C# to take a breaking change in version 5

ot · on Jan 18, 2012

Very interesting, I've been bitten by the same problem with Python once (capturing the iteration variable in a closure). To make things even worse, in Python the behaviour is inconsistent between list comprehensions and generator comprehensions:

  In [10]: lambdas = [(lambda: i) for i in xrange(10)]
  In [11]: [f() for f in lambdas]
  Out[11]: [9, 9, 9, 9, 9, 9, 9, 9, 9, 9]
  
  In [12]: lambdas_gen = ((lambda: i) for i in xrange(10))
  In [13]: [f() for f in lambdas_gen]
  Out[13]: [0, 1, 2, 3, 4, 5, 6, 7, 8, 9]

The problem was not fixed even in Python 3. I don't know if there has been any discussion about it.

lloeki · on Jan 18, 2012

This is because the following is simply not a closure in Python:

    lambdas = [(lambda: i) for i in xrange(10)]

This works, because it is a proper closure:

    def build_closure(i):
        return (lambda: i)

    lambdas = [build_closure(i) for i in range(10)]
    print("%s" % [f() for f in lambdas])

See http://stackoverflow.com/questions/233673/lexical-closures-i...

You can write something close only with lambda this way:

    lambdas = [(lambda j=i: j) for i in range(10)]

The behavior is actually consistent between generators and list comprehensions, but it's giving the same result as a closure because generators are lazily evaluated (so f() is evaluated right on time, but i is still not enclosed), and work only once: running it twice will have the generator exhausted:

  In [12]: lambdas_gen = ((lambda: i) for i in xrange(10))
  In [13]: [f() for f in lambdas_gen]
  Out[13]: [0, 1, 2, 3, 4, 5, 6, 7, 8, 9]
  In [14]: [f() for f in lambdas_gen]
  Out[14]: []

That's why forcing the generation with list() causes evaluation of the generator, and only then do you evaluate the f()s, hence the same result as the list comprehension case.

Again, changing it to the following properly encloses i:

    lambdas_genlist = list((lambda j=i: j) for i in range(10))

wisty · on Jan 18, 2012

> This is because the following is simply not a closure in Python

Well, they should be closures, or they shouldn't be there.

This isn't a question of not understanding Python's semantic rules, it's a question of those rules being screwed.

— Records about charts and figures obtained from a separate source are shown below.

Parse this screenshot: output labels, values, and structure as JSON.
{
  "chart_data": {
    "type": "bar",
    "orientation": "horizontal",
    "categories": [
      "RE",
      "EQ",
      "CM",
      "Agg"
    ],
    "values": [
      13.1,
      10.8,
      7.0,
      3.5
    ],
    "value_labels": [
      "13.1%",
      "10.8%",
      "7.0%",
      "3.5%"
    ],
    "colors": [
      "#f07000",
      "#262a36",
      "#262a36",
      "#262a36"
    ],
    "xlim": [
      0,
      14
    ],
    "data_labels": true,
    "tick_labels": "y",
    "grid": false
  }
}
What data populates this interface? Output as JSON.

I understand why it's not consistent with generators (as you say - i isn't generated yet). I don't understand why it's not consistent with what you'd expect, namely lambdas not being closures.

It's an even weirder gotcha than:

    def f(x = []):
        x.append(1)
        return x

and we know how many people get hit with that one ;)

lloeki · on Jan 18, 2012

Actually, you know, I lied (for the sake of simplicity). They are closures, else how would the lambda evaluate 'i'? The difference is in the binding.

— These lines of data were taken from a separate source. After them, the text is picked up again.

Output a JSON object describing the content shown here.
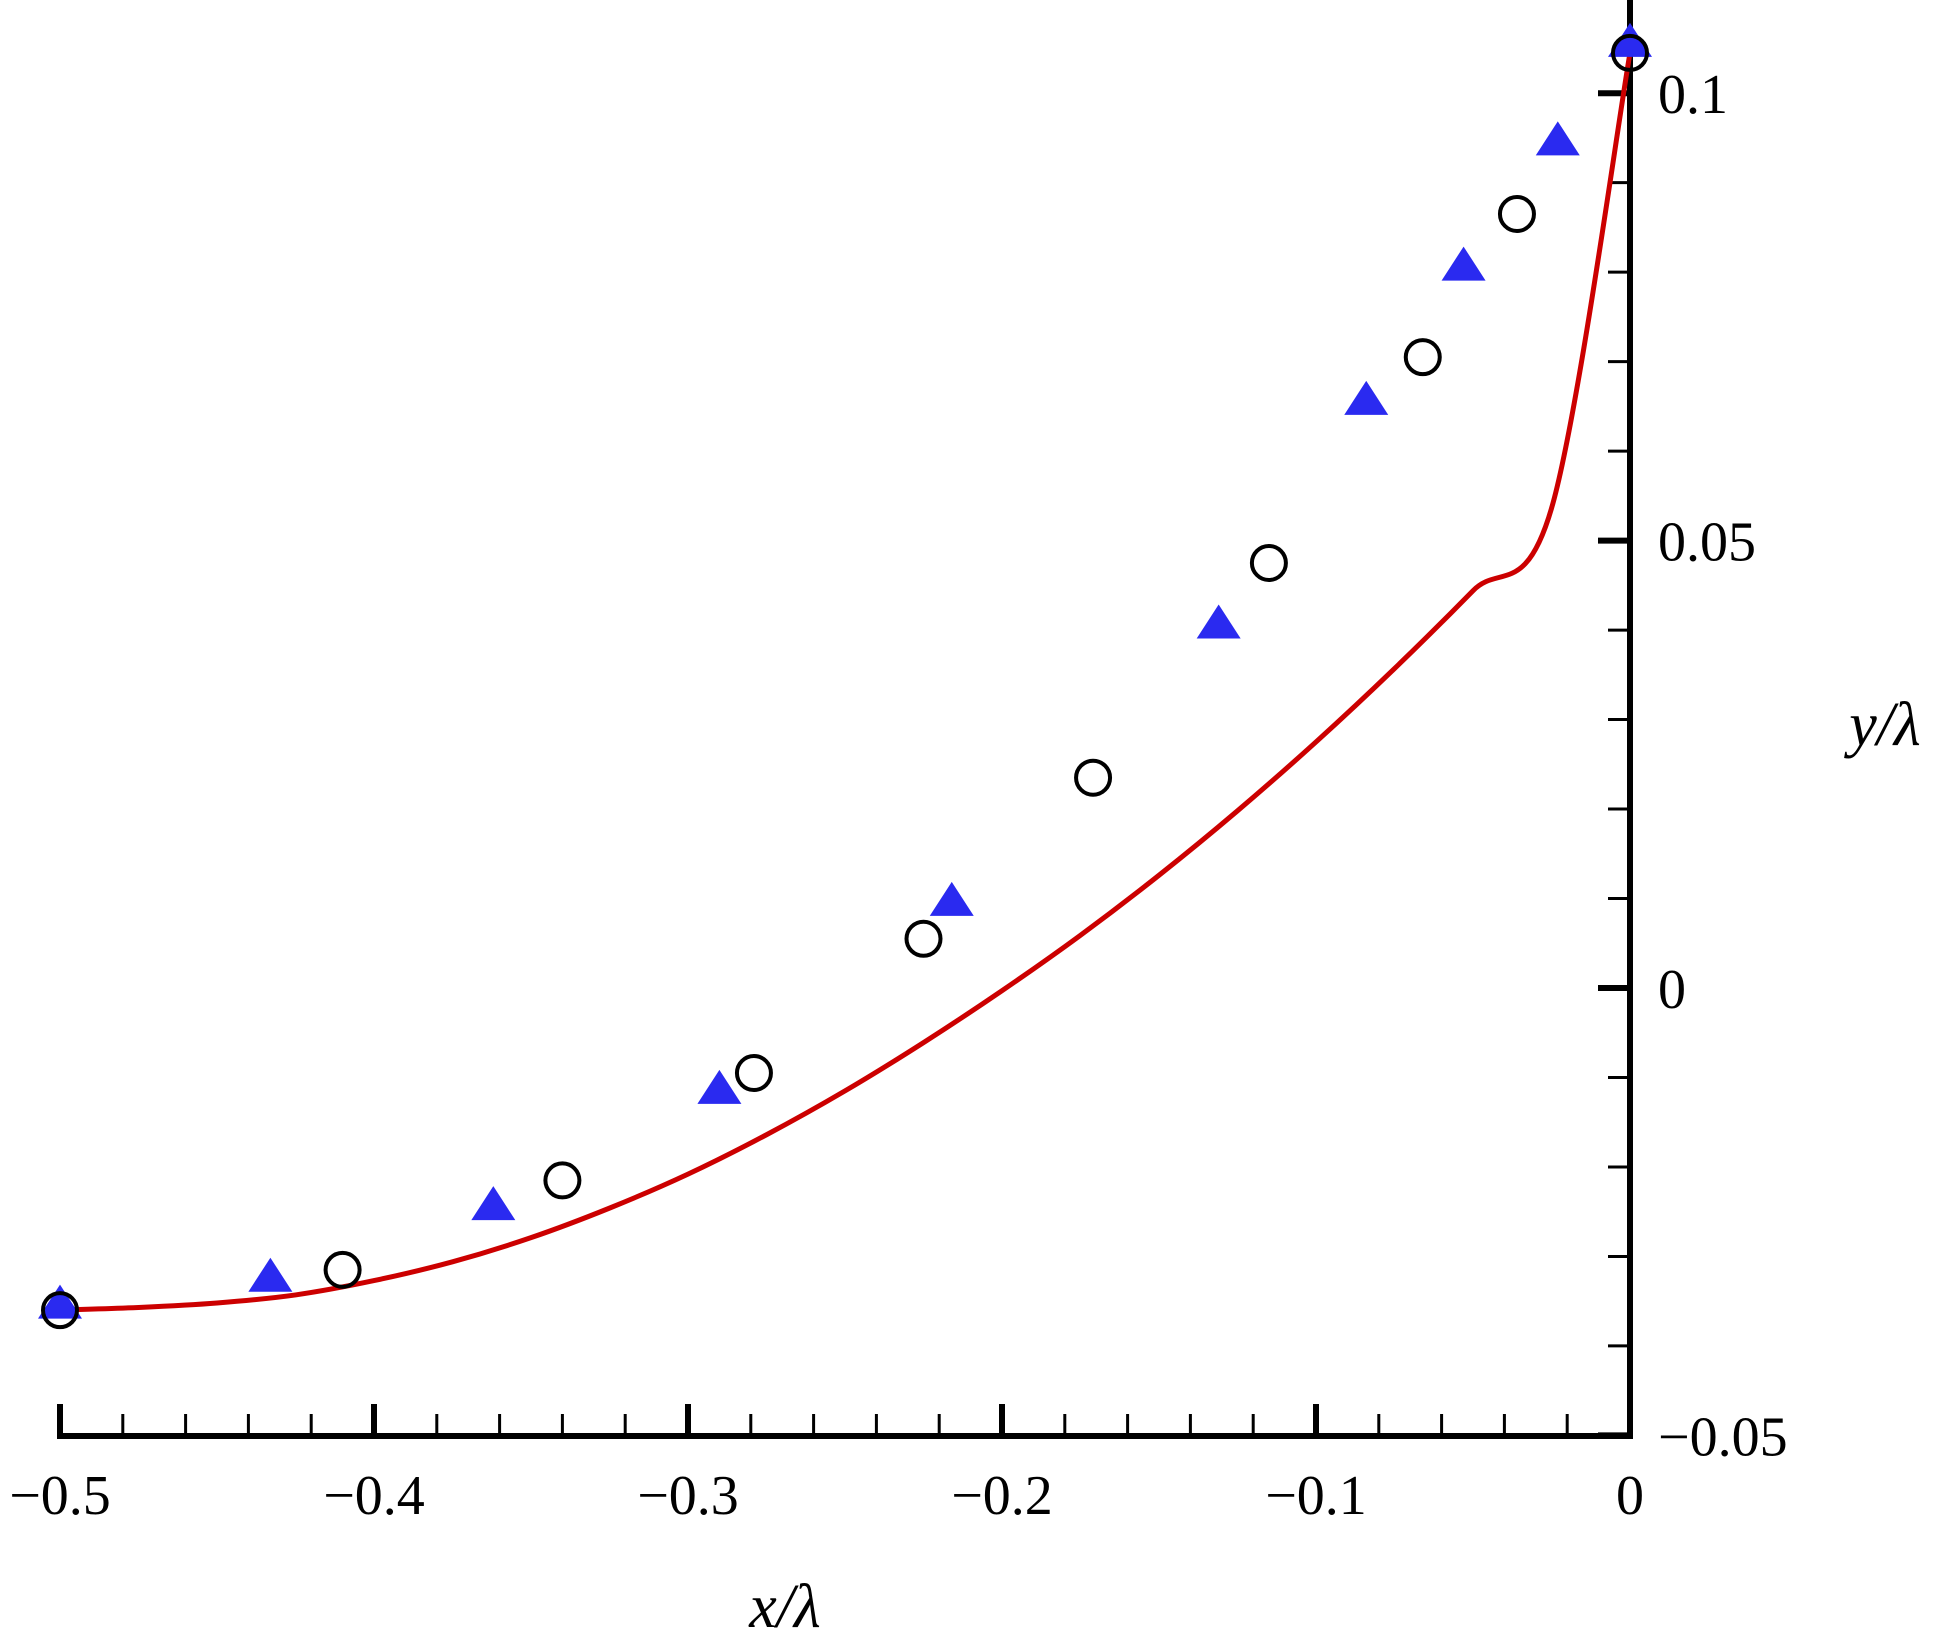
{
  "chart_data": {
    "type": "line",
    "title": "",
    "xlabel": "x/λ",
    "ylabel": "y/λ",
    "xlim": [
      -0.5,
      0
    ],
    "ylim": [
      -0.05,
      0.105
    ],
    "x_ticks": [
      -0.5,
      -0.4,
      -0.3,
      -0.2,
      -0.1,
      0
    ],
    "x_tick_labels": [
      "−0.5",
      "−0.4",
      "−0.3",
      "−0.2",
      "−0.1",
      "0"
    ],
    "y_ticks": [
      -0.05,
      0,
      0.05,
      0.1
    ],
    "y_tick_labels": [
      "−0.05",
      "0",
      "0.05",
      "0.1"
    ],
    "x_minor_step": 0.02,
    "y_minor_step": 0.01,
    "grid": false,
    "legend": "none",
    "colors": {
      "line": "#cc0000",
      "triangles": "#2a2af0",
      "circles": "#000000",
      "axes": "#000000"
    },
    "series": [
      {
        "style": "line",
        "x": [
          -0.5,
          -0.475,
          -0.45,
          -0.425,
          -0.4,
          -0.375,
          -0.35,
          -0.325,
          -0.3,
          -0.275,
          -0.25,
          -0.225,
          -0.2,
          -0.175,
          -0.15,
          -0.125,
          -0.1,
          -0.075,
          -0.05,
          -0.025,
          0
        ],
        "y": [
          -0.036,
          -0.0357,
          -0.0352,
          -0.0343,
          -0.0327,
          -0.0306,
          -0.0279,
          -0.0246,
          -0.0208,
          -0.0164,
          -0.0115,
          -0.0061,
          -0.0003,
          0.0059,
          0.0126,
          0.0198,
          0.0275,
          0.0357,
          0.0444,
          0.0536,
          0.1045
        ]
      },
      {
        "style": "triangle-markers",
        "x": [
          -0.5,
          -0.433,
          -0.362,
          -0.29,
          -0.216,
          -0.131,
          -0.084,
          -0.053,
          -0.023,
          0
        ],
        "y": [
          -0.0355,
          -0.0325,
          -0.0245,
          -0.0115,
          0.0095,
          0.0405,
          0.0655,
          0.0805,
          0.0945,
          0.1055
        ]
      },
      {
        "style": "circle-markers",
        "x": [
          -0.5,
          -0.41,
          -0.34,
          -0.279,
          -0.225,
          -0.171,
          -0.115,
          -0.066,
          -0.036,
          0
        ],
        "y": [
          -0.036,
          -0.0315,
          -0.0215,
          -0.0095,
          0.0055,
          0.0235,
          0.0475,
          0.0705,
          0.0865,
          0.1045
        ]
      }
    ]
  }
}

How closures work depend wildly on the language. With lexical closures it all comes down to how scopes are handled [0] and how and when variable binding is done [1] (notably §8). The fact that 'i' can be either bound late (giving the 'outer scope' effect) or bound early (giving the 'inner scope closure' you expect) is actually a quite useful feature (and I assure you both cases are equally useful), although admittedly a bit surprising when coming from other languages.

Default argument value evaluation is a nice gotcha, but it's a trade-off I'm more than willing to accept [2].

Anyway I would definitely not qualify this as 'screwed'.

[0] http://stackoverflow.com/a/292502/368409

[1] http://docs.python.org/reference/executionmodel.html

[2] http://stackoverflow.com/a/1651284/368409

obfuscate · on Jan 18, 2012

The inconsistency is because, in the generator-expression case, the calls to f() are being interleaved with the iterations of the generator (so the closed-over variable has the 'correct' value when f() is called). If you change this by running the generator to completion first, the behavior is the same as the list case:

  In [1]: lambdas_listgen = list(((lambda: i) for i in range(10)))
  In [2]: [f() for f in lambdas_listgen]
  Out[2]: [9, 9, 9, 9, 9, 9, 9, 9, 9, 9]

tel · on Jan 18, 2012

It's still really complicated semantics.

baq · on Jan 18, 2012

it's only complicated if you expect something which isn't there. it's a gotchya, true.

obfuscate · on Jan 18, 2012

It's simple semantics with confusing behavior.

hetman · on Jan 18, 2012

It's important to note that scoping on Python for loop variables does not behave the same way it does for a C# foreach.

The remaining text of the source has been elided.